I felt like Wolverine traversing the forest, moving from place to place not to get to attached to anyone or place, because someone will discover the monster I held inside. Thankfully we learn that not unlike our heroes in Lycra, we are able to declare our differences and act upon how to live our lives fully. I personally feel like I should have gone to Xavier Institute of Higher Learning to develop all of these unrefined powers. Maybe then I would have embraced these differences sooner.
It is for many reasons we often hold onto our secret identities. Whether our secrets are self-imposed, or we are told that we should never disclose it, we learn that it must remain hidden behind the exterior that society accepts. Only in the dark of night, like Batman, do we go out with completely different clothes. Maybe even hide our faces in a webbed Spider-Man-like mask so those closest to us cannot recognize us.
We shift from counselors and doctors, surgeons, friends and others who help us shift our bodies and minds. It is part of the journey of any hero. We have our guides like Yoda that help us to identify the path for our journey to our true selves. The philosophers that help us to understand the changes that will occur in our bodies and minds. Each of them take us as far as they can. Often we have to move on our path alone, before the next guide or teacher comes to us.
As I approached yet another milestone in medical transition from female to male, I was assured I had the ability to be a shape shifter. I realized I am a superhero, as are all transgender people whether realized or not.
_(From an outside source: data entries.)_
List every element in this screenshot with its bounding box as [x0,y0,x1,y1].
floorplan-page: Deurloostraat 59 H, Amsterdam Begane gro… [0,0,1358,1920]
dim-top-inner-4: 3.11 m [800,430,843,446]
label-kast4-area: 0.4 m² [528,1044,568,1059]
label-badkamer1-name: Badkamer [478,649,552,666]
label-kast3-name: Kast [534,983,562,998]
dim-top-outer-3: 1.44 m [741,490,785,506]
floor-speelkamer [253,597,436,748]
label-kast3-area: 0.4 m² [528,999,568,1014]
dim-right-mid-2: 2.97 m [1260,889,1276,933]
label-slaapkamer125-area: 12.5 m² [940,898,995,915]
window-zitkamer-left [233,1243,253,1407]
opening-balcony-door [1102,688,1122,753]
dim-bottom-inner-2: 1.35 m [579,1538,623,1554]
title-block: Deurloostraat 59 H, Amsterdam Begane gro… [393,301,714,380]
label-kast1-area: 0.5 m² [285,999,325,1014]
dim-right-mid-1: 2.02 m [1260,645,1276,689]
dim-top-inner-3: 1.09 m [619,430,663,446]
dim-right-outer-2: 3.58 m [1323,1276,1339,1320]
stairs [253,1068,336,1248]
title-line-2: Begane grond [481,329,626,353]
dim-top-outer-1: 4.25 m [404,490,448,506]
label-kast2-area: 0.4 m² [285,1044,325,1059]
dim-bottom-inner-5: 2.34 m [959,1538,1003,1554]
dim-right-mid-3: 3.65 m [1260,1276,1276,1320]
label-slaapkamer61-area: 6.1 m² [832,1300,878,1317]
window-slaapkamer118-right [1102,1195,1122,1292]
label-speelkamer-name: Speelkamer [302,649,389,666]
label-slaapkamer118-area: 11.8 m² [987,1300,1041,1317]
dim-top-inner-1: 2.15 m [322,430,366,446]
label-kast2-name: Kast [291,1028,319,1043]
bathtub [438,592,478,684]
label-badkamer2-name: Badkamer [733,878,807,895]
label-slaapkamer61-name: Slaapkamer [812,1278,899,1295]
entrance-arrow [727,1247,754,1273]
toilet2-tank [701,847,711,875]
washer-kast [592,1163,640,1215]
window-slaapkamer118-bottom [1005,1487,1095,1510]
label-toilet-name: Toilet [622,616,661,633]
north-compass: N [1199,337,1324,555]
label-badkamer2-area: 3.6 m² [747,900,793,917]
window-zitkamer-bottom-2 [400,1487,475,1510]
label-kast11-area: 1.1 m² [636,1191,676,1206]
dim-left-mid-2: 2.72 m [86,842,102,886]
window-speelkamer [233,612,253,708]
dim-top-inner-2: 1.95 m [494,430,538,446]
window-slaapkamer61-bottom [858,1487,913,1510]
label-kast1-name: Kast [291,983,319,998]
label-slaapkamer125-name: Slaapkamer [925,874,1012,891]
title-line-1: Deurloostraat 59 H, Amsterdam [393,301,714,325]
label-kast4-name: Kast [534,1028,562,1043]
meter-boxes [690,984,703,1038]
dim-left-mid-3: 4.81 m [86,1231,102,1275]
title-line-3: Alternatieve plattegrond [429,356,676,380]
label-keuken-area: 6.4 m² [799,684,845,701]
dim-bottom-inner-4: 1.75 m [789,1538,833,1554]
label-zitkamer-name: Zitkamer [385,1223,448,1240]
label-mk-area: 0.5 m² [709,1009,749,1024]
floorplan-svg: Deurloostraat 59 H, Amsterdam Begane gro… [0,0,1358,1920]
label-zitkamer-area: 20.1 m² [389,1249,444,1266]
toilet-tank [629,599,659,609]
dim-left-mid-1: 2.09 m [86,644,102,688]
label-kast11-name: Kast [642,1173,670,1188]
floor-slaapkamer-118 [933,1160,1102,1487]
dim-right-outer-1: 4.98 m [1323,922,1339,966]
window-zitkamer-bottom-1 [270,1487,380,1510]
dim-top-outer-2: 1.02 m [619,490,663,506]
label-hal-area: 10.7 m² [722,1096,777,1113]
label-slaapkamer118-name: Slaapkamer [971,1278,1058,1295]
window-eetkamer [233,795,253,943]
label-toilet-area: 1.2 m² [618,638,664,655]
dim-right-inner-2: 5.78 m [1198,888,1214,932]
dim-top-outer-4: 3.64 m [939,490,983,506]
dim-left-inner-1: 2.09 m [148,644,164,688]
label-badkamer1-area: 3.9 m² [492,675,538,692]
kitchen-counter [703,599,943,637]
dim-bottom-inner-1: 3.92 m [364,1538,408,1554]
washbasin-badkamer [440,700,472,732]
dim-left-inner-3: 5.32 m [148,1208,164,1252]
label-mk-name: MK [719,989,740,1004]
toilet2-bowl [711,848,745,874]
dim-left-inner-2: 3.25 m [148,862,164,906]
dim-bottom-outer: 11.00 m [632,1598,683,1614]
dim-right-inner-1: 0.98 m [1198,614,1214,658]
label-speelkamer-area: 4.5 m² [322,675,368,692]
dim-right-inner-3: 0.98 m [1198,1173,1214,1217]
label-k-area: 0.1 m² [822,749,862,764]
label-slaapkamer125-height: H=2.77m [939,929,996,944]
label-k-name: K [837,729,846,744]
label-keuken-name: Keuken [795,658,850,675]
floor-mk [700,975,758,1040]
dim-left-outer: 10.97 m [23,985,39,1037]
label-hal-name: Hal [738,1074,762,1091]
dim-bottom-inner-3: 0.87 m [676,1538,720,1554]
Like superheroes, we learn at different stages of our life about our unique abilities to become shape shifters. Finding the courage deep inside of us; finding the gift of being transgender, and being able to experience life from both genders.
Although many people will enter our path, many will fall away. They cannot identify us by the name we have chosen or the person we are becoming. They do not wish to understand our true identities. People will not be able to see us for who we are at times, that is part of social roles that can be like kryptonite for our spirit. People who do not use our correct name or correct gender-identity pronouns, don't understand how that hurts. Think of it this way: when Tony Stark is in his Ironman suit, no one calls him Tony Stark. Yet everyone knows that Tony Stark is Ironman, people still honor and respect Ironman, recognizing that Tony is still a part of Ironman.
And just like superheroes we will have a beast to battle, whether it is our body dysphoria, rejection, social stigma or something else, we will repeatedly be asked to stand up for what we believe. According to Joseph Campbell's theory of mythology, the hero has to battle the beast before the hero can achieve greatness or an understanding of the meaning of life. I have become my own hero, continually striving to be a man of integrity and respect to those around me. Recognizing the ability to release limitations, then embrace the power we have within ourselves to achieve greatness, overcome obstacles and live with compassion is a gift of being transgender.